Les mets arrivent sur une plaque d'ardoise agrémentée de fleurs de capucine. Et les fleurs sont partout. Fleurs d'aubergine farcies à la tomate, fleurs de courgette en beignets, fleurs de thym avec le veau au jus de serpolet et vin italien, le birbet, au goût de fraise et de rose. "C'est joli et c'est plein de vie. Offrir un bouquet, c'est tout simple, et ça rend la vie plus belle", déclame le chef, l'œil malin. "Quand je me suis heurté avec ma femme, je lui offre aussi des fleurs, c'est normal, non?"

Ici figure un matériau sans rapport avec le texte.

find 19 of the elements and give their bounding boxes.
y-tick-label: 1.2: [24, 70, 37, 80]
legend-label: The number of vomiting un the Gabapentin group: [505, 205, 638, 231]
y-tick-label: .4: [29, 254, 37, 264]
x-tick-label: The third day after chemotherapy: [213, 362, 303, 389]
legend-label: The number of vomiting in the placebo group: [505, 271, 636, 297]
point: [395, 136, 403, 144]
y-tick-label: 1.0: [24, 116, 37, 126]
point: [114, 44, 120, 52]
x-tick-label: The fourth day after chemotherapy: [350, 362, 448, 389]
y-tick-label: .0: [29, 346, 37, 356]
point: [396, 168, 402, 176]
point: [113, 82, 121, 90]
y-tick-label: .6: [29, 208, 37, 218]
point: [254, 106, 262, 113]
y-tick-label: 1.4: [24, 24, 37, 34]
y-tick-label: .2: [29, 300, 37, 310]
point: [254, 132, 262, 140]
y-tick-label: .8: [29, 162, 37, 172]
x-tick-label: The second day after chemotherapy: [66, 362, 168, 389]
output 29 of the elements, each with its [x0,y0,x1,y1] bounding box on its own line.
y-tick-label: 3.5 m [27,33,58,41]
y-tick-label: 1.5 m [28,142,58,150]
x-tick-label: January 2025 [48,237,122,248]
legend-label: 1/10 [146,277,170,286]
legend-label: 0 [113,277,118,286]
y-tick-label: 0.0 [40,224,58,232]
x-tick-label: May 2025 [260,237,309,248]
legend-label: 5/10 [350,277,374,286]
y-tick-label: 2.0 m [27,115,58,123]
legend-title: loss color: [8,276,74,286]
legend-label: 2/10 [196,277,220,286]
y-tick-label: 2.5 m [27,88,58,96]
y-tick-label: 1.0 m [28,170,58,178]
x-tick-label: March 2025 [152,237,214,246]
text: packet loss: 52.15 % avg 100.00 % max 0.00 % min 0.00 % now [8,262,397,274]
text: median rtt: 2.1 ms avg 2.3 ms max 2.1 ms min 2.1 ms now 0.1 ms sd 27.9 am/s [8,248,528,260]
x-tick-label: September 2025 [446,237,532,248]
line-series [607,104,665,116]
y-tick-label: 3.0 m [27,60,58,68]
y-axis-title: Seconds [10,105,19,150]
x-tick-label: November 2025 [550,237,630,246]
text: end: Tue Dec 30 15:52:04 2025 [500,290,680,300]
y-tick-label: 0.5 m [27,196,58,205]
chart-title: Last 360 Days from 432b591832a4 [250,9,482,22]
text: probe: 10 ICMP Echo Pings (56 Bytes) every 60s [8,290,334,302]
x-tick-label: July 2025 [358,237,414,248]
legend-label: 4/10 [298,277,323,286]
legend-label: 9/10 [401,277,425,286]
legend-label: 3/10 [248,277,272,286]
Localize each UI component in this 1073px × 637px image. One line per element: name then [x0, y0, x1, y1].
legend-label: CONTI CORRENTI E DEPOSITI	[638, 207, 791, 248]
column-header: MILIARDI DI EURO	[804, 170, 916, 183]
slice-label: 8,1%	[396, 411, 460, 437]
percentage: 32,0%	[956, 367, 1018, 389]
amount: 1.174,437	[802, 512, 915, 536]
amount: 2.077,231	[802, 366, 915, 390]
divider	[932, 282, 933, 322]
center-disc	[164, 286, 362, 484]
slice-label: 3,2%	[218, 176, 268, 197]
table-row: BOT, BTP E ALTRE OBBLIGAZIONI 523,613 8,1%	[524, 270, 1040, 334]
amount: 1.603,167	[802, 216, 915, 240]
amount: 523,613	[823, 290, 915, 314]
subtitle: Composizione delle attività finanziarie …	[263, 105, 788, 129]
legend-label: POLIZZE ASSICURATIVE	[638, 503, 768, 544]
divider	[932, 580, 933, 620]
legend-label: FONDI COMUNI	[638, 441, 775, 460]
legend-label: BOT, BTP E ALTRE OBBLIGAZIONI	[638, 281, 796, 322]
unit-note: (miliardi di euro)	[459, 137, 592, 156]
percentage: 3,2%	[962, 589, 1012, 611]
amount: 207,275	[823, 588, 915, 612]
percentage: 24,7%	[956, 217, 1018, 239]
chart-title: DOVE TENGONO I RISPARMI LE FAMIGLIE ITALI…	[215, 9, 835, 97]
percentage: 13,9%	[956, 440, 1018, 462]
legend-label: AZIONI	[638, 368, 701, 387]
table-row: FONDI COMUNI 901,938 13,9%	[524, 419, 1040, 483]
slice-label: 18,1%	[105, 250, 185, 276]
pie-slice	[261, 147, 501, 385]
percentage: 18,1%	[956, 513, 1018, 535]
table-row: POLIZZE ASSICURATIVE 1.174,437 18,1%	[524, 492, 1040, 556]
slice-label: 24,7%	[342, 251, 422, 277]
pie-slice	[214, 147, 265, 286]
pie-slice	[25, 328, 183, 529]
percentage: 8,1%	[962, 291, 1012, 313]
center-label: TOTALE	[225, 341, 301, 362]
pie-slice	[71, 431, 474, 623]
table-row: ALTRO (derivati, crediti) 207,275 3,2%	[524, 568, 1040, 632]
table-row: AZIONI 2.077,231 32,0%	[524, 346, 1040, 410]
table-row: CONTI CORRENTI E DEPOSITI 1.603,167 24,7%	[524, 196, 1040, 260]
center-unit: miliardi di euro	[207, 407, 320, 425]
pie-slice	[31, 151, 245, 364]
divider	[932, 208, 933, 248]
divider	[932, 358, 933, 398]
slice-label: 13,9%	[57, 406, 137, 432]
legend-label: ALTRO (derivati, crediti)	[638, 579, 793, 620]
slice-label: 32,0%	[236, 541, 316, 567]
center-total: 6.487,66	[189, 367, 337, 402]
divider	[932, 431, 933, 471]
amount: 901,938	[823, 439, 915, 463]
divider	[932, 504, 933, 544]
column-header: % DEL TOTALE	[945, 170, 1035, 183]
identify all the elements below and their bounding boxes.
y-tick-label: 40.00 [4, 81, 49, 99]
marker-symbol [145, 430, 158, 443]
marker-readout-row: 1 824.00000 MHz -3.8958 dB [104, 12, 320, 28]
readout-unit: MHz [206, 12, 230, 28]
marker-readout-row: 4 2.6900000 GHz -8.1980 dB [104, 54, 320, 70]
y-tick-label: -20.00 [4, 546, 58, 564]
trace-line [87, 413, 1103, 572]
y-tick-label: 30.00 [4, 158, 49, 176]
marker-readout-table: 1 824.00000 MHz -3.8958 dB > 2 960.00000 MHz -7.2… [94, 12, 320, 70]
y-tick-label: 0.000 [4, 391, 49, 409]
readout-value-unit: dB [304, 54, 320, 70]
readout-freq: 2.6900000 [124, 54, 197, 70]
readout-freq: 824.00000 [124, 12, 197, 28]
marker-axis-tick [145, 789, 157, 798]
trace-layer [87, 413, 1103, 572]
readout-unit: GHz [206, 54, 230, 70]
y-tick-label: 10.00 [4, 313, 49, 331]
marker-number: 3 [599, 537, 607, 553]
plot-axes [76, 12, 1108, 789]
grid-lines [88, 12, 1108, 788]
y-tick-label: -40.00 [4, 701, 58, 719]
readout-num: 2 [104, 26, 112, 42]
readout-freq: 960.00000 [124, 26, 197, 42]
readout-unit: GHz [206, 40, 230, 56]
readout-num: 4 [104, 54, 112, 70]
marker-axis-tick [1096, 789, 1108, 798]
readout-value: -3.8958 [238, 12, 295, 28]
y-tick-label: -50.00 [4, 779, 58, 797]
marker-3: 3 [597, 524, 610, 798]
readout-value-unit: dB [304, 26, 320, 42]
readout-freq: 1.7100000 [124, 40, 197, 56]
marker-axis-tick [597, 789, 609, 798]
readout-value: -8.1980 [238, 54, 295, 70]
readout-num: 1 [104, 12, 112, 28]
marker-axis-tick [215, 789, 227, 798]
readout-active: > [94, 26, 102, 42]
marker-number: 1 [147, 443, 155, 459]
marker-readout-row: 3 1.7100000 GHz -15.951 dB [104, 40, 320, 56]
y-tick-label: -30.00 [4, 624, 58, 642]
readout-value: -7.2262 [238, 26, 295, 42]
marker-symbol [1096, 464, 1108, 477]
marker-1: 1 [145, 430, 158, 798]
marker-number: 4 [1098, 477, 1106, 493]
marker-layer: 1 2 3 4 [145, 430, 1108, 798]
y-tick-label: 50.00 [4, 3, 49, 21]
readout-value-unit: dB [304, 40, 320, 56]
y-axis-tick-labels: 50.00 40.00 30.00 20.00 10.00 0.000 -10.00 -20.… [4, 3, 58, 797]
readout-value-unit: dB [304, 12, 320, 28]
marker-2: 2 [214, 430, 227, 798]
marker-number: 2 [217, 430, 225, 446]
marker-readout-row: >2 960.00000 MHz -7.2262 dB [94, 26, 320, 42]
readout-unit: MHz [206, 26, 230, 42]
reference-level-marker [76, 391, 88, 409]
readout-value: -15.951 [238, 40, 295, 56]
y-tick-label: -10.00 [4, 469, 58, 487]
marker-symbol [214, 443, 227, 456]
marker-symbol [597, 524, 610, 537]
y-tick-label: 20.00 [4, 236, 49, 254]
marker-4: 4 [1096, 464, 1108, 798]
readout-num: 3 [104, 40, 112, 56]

Claude Legras est d'origine française. Il se rappelle encore les repas de famille, leur convivialité campagnarde, les odeurs des plats, mijotés par sa grand-mère. "J'aime la cuisine épanouie, celle qui flashe dans les papilles. Mais il faut aussi rester fidèle à ses souvenirs. Je suis très nature, très campagne et très famille." Alors, chaque jour, son fournisseur lui livre des barquettes de capucines fraîches. Ces petits entonnoirs orange un peu vieille France qui partaient à l'assaut du mur du jardin de nos grand-mères. Son premier plat, à 13 ans: des choux à la crème complètement ratés, qu'il s'est empressé d'avaler pour ne pas se faire houspiller par maman. Sa nuit a été longue à digérer. Depuis, Claude Legras adore la cuisine, une cuisine pleine de sentiment, de sensibilité. Il met son énergie à faire plaisir à celui qui lui fait l'honneur de venir manger chez lui. "le chef qui s'impose dans sa cuisine n'a rien compris. Au Floris, on ne refuse jamais rien. Si un enfant veut juste une assiette de pâtes, je lui fais une assiette de pâtes. Mais je n'ai pas de ketchup. Je peux lui concocter une sauce tomate sucrée... " Il aime trop ses enfants, jusqu'à fermer son restaurant le dimanche, pour être avec eux, pour ne pas tenir compte de ceux des autres qui se mettent à table chez lui. Une carte spéciale leur est proposée avec grissini de saumon fumé, piccata de thon ou quasi de veau aux chanterelles servis avec crayons de couleurs et menu à colorier. D'ailleurs, le Floris est la contraction de Floriane et Loris, prénoms de ses enfants.


 

Les adultes sont tout autant choyés. D'abord, par la vue panoramique. Ensuite, par les serveurs en gilet et nœud papillon dorés. Surtout par l'assiette et la carte de vin. Autant la cuisine est légère et subtile, autant les vins sont charpentés, charnus et longs. L'équilibre est un défi que Claude Legras aime à renouveler tous les jours. Ses cartes, celle du restaurant gastronomique ou celle du bistrot tournent et retournent la nature dans tous les sens. Les légumes sont son dada, surtout ceux d'antan, ceux dont on a même oublié l'existence. Ici, topinambour et rutabaga peuvent se faire tresser des lauriers. Ce qu'il n'aime pas? Le poivron, trop fort de goût et de couleur. "Et c'est indigeste."